Deux longs mois au rythme des vacances m’avaient fait oublier cette équation douloureuse. Ce ne fut que le jour de la pré-rentrée que tomba le couperet : sur le tableau numérique, j’aperçus mon nom en face de la case « professeur principal de 6e4. » Je vis défiler ma vie entière : j’allais louper la première rentrée scolaire de mon fils et il en serait marqué à vie (je dramatise à peine).

Même la vue d’un emploi du temps qui me laissait du temps libre ne me réconforta pas. Après les pleurs et les lamentations, je décidai d’agir en adulte et en professionnelle et d’en toucher un mot au principal adjoint, qui se montra compréhensif (je l’aurais bien embrassé, mais c’est moins professionnel). Il me rassura : « oui, oui, je serai libérée de neuf heures à dix heures et quart pour être auprès de mon fils pour sa rentrée en maternelle. Un assistant d’éducation sera chargé des premières formalités. »

Je fus soulagée, du moins jusqu’au lendemain ! 8 heures 45 minutes, cartable sur le dos, main dans la main de papa-maman, la grille de l’école ouvre ses portes. Je pense à mes « pauvres petits 6e perdus sans leur professeur principal », sans rien laisser transparaître pour papa et fiston qui sont déjà assez sur les nerfs. C’est alors que nous entrons. Et là, Ô désespoir : une vingtaine de petits dans la plus grande des détresse lancent des regards de cockers à des parents au bord du gouffre. Je respire à fond et essaie de gérer, ayant toujours dans la tête le chrono qui défile et mes collégiens orphelins.

Enfin, quand mon petit bout accepte enfin de mettre un pied dans sa classe, je m’éclipse et saute dans ma voiture, essuyant une larme. En direction du collège, l’œil rivé sur l’horloge de mon téléphone je n’ai qu’une seule obsession : en retard, le souffle court et la mèche folle (à force d’avoir couru), que vais-je bien pouvoir dire à mes petits élèves ? Ils m’en veulent c’est sûr ! Ils vont me détester. Je suis en train de gâcher leur année d’adaptation.

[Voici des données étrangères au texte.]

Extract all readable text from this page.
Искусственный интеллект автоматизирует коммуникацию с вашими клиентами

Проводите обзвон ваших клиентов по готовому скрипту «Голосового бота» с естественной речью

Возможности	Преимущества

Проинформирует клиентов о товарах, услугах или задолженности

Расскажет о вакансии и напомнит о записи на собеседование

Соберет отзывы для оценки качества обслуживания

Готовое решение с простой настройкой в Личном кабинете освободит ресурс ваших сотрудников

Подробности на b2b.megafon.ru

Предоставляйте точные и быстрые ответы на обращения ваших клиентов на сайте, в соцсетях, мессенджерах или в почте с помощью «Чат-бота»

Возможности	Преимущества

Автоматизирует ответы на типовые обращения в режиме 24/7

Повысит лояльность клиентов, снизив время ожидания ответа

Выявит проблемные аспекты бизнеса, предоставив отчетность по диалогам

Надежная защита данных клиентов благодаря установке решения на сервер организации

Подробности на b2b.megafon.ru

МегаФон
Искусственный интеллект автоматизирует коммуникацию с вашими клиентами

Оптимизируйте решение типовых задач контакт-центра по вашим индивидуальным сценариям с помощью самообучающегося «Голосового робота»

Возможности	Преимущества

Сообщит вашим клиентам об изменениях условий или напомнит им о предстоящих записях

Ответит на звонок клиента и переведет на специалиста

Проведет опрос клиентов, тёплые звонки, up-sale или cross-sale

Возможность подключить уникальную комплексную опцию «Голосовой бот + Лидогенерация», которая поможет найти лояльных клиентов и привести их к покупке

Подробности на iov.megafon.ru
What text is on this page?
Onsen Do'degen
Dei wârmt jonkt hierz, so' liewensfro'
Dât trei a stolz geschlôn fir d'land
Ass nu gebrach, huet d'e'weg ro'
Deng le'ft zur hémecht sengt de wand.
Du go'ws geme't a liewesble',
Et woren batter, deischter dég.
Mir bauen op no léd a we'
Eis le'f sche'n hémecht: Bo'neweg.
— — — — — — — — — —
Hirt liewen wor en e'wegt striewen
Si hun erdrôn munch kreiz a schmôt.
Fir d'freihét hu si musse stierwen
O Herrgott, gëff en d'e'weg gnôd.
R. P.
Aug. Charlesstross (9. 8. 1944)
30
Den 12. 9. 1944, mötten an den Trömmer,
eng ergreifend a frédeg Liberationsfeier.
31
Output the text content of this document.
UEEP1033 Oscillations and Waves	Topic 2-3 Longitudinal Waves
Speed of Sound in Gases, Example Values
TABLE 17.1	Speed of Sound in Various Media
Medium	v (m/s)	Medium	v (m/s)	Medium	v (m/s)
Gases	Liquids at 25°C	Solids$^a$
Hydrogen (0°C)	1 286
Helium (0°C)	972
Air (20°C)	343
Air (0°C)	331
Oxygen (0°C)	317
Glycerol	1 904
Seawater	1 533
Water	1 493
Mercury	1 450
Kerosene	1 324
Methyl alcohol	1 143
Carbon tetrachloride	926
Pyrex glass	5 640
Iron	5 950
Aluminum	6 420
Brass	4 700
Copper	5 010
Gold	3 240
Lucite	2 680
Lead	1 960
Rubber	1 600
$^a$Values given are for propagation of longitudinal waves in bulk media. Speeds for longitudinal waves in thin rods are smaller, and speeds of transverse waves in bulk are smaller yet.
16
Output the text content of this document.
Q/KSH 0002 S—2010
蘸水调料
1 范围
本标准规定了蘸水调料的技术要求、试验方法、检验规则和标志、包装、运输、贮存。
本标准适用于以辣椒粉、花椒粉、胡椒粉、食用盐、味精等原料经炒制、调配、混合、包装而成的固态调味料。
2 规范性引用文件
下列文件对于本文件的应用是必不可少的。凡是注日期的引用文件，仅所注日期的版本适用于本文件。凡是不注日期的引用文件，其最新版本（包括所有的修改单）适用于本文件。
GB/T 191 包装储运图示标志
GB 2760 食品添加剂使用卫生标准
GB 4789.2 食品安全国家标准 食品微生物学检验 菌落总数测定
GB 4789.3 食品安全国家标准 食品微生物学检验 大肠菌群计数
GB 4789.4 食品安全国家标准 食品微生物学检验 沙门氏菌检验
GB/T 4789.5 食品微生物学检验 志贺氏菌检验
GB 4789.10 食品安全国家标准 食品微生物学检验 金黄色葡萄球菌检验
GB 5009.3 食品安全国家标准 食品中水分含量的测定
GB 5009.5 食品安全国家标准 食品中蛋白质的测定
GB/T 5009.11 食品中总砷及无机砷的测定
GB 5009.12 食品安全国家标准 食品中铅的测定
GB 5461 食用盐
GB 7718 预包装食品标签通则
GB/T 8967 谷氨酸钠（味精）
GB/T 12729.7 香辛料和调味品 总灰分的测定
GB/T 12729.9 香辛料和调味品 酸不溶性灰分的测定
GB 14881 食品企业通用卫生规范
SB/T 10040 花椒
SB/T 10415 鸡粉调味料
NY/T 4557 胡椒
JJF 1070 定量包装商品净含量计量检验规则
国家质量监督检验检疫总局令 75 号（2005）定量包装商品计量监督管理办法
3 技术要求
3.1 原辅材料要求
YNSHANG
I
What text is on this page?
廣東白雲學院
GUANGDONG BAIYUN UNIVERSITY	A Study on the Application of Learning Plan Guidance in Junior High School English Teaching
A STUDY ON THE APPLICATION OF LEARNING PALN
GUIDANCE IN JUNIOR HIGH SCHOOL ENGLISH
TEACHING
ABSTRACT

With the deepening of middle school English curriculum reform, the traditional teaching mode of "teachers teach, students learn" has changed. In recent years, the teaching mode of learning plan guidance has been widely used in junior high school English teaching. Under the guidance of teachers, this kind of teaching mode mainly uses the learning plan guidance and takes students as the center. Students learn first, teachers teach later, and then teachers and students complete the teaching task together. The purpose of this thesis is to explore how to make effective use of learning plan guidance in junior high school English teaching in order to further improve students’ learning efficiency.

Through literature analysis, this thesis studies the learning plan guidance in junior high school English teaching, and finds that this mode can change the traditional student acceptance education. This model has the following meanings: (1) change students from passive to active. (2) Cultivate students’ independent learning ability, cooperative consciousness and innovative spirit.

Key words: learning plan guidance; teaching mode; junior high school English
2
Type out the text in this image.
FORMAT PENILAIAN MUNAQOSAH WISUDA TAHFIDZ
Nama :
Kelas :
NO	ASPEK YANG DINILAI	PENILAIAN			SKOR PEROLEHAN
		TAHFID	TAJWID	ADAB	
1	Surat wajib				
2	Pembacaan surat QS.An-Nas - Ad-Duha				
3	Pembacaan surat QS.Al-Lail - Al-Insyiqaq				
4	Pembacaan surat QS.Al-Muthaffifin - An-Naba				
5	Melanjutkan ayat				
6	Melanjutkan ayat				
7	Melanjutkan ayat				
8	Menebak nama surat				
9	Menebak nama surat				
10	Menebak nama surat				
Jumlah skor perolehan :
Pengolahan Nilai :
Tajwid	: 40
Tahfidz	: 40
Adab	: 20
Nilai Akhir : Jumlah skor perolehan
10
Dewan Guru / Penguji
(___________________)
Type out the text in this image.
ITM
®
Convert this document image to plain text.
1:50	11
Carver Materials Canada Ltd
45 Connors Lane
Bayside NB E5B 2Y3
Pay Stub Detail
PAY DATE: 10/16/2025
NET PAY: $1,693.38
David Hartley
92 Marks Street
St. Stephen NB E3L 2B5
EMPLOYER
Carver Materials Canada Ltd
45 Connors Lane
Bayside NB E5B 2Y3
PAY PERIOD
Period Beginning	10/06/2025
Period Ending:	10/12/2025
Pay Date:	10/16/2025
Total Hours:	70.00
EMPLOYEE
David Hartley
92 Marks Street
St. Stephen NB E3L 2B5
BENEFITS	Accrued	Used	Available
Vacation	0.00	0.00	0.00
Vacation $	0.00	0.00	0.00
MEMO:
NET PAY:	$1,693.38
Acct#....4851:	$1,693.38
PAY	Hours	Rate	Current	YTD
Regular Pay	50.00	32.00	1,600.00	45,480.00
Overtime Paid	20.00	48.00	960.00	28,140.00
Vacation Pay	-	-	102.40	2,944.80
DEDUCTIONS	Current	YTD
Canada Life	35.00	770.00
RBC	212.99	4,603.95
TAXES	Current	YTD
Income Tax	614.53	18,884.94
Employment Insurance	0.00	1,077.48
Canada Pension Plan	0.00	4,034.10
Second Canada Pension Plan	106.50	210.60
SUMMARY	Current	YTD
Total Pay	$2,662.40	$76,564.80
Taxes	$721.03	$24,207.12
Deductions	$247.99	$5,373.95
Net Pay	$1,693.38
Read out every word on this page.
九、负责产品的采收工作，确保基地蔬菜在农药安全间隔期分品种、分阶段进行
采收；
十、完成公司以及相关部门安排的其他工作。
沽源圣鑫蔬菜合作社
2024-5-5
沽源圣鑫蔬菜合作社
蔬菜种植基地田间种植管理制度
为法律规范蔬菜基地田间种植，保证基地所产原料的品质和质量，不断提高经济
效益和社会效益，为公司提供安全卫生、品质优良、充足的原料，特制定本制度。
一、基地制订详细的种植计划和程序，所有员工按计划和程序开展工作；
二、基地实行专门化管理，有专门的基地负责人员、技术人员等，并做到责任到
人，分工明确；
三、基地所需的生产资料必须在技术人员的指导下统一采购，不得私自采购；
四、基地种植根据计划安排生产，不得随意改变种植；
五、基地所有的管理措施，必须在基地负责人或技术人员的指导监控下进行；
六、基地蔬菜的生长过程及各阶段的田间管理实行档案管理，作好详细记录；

Une vingtaine de minutes plus tard, me voilà devant la porte de « ma » salle de classe. J’annonce mon arrivée en donnant trois coups secs sur la porte, je l’ouvre. Vingt-trois paires d’yeux me fixent. Un silence. L’assistant d’éducation me présente (mon sauveur!). Avec un grand sourire, je lance : « Veuillez excuser mon retard mais quelqu’un qui m’est cher faisait aussi sa première rentrée. Vous voyez, vous n’êtes pas les seuls ! » Le contact est passé, ils me regardent avec bienveillance.
C’est ainsi que je me suis retrouvée à la place d’un élève, qui arrive en retard le jour même de la rentrée, et qui doit s’excuser platement.

Alors, le mardi 1er septembre, ayons une pensée pour tous les P.P. de 6e et nouveaux parents d’élèves qui se reconnaîtront peut-être dans cette chronique. Quant à moi, il se peut bien que je renouvelle l’expérience cette année : mon fils fait sa seconde rentrée et je suis professeur de deux classes de 6e. Croisons les doigts !

Une chronique de Marine Vendrisse, wonder woman de la rentrée.